A higher number of patients (16.9%) were not controlled in this study with these formulations than usually has been observed in comparative trials. This was probably because the patients had exfoliation glaucoma, and their baseline pressures were higher and thus less likely to be controlled by a single medication. Six patients failed to be controlled in both periods by each medication, and two additional patients were not controlled on latanoprost.

Although latanoprost showed a trend of not reducing the IOP as well as the fixed combination at 10:00 in this study, it did show at least three potential advantages in these newly treated exfoliation patients. First, despite a higher incidence of conjunctival hyperaemia, patient preference was generally given to latanoprost because of its once daily dosing, and lack of taste perversion as well as stinging with the fixed combination. This finding may indicate that latanoprost could increase compliance in newly diagnosed patients. Second, three of the newly treated patients with the fixed combination had new onset asthma probably related to the systemic β-blockade. One of these patients was hospitalized. This again shows the need for care in prescribing β-blockers, especially in previously untreated elderly patients, and for physicians to be fully aware of the potential of severe systemic side effects.27,28 Third, latanoprost is a single active agent, whereas the fixed combination contains two active agents necessitating physician awareness of the efficacy and safety profile of both these agents when prescribing.

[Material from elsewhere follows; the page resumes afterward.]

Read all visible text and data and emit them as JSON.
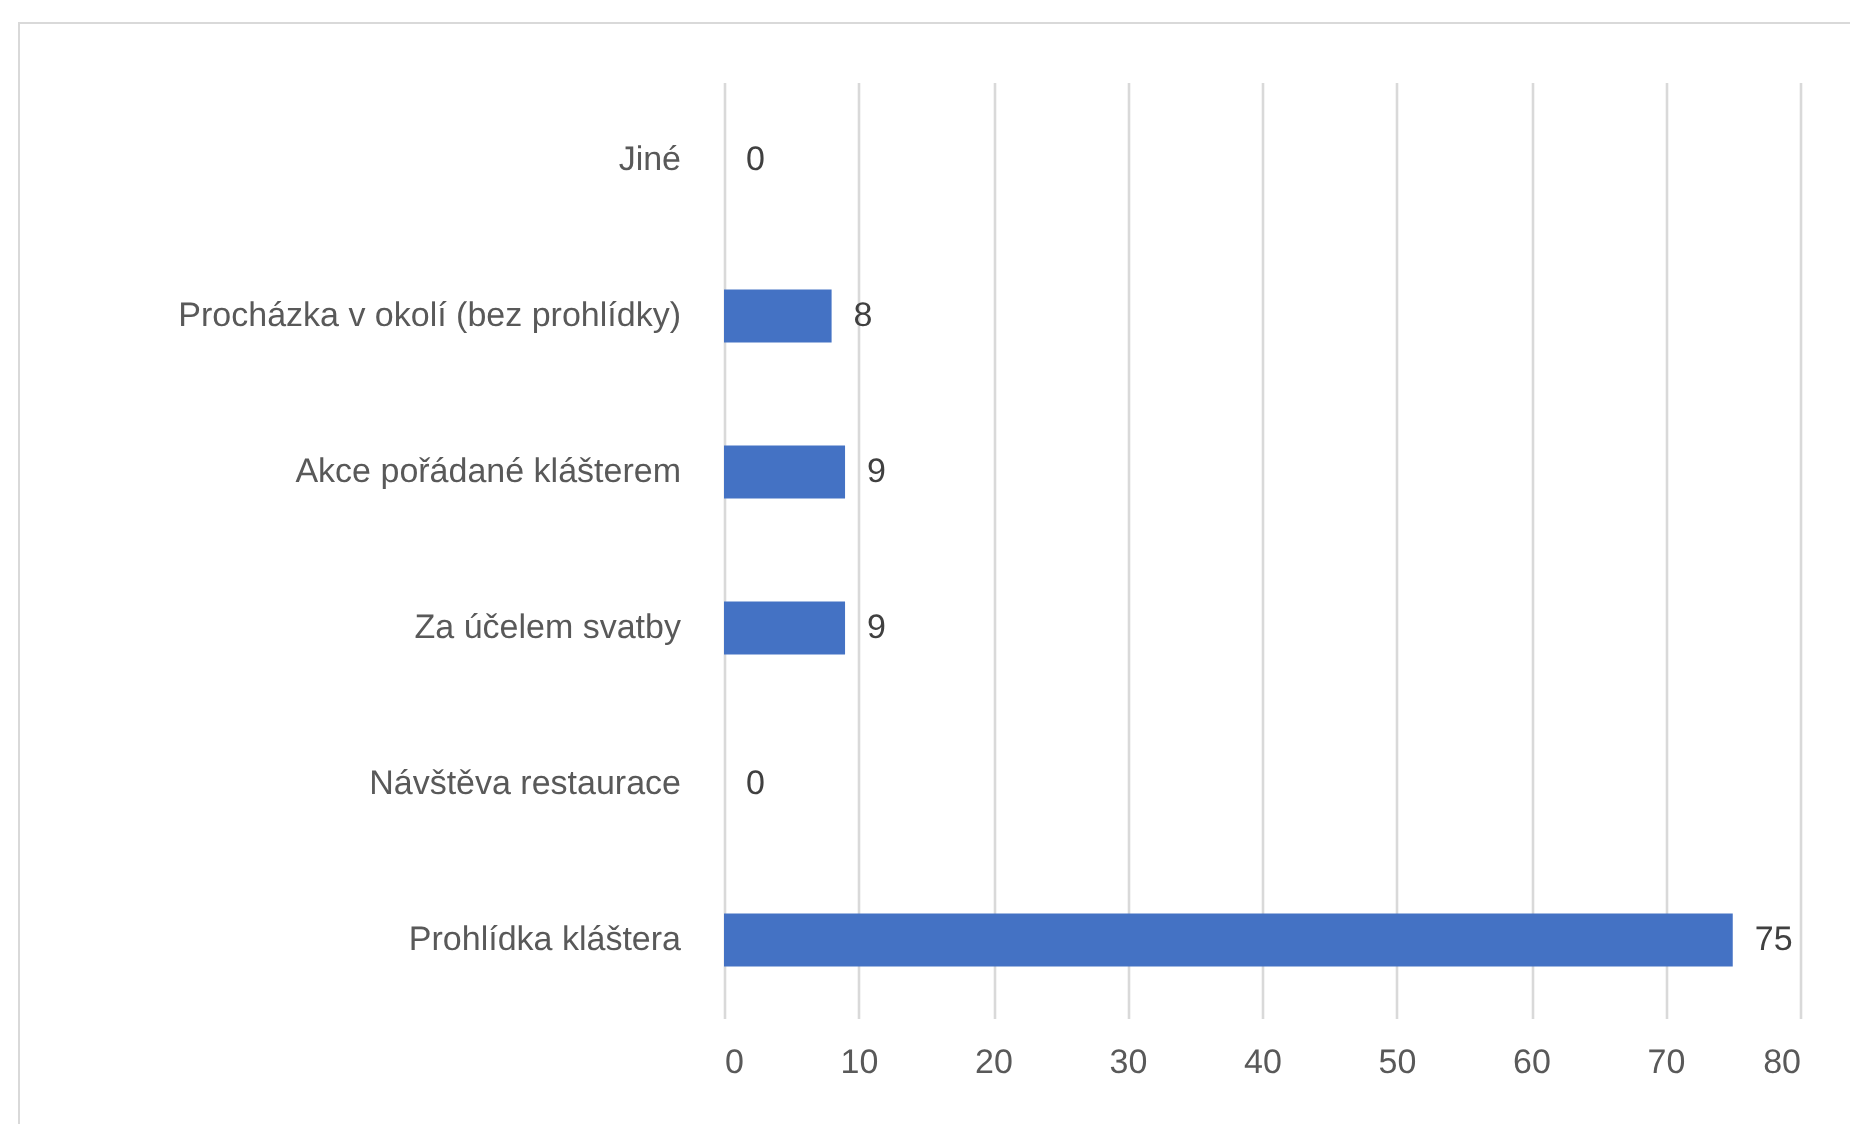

To date, there are few comparative studies evaluating the efficacy of the new medications in exfoliation glaucoma.29,30,31 It is generally thought that exfoliation patients are more difficult to control with medical therapy than those with primary open-angle glaucoma.1,2,8 These observations, however, do not take into account the impact of the newer medications (latanoprost, the fixed combination, etc) on the success of medical therapy in exfoliation glaucoma. Further studies are required to address this issue.

The present study suggests that both latanoprost and the timolol/dorzolamide fixed combination are efficacious in reducing the IOP in exfoliation glaucoma. However, the long-term efficacy of latanoprost and the fixed combination in exfoliation glaucoma requires further study. This trial did not evaluate the IOP at the morning trough level for the fixed combination, or the evening trough level for latanoprost. This would have required a complete 24-h diurnal curve with these medications. The efficacy of these medicines could have differed at other time points. In addition, this study did not evaluate patients previously treated with medications. Previous treatment could have changed their efficacy, or patients’ perception of the side effects from these medications.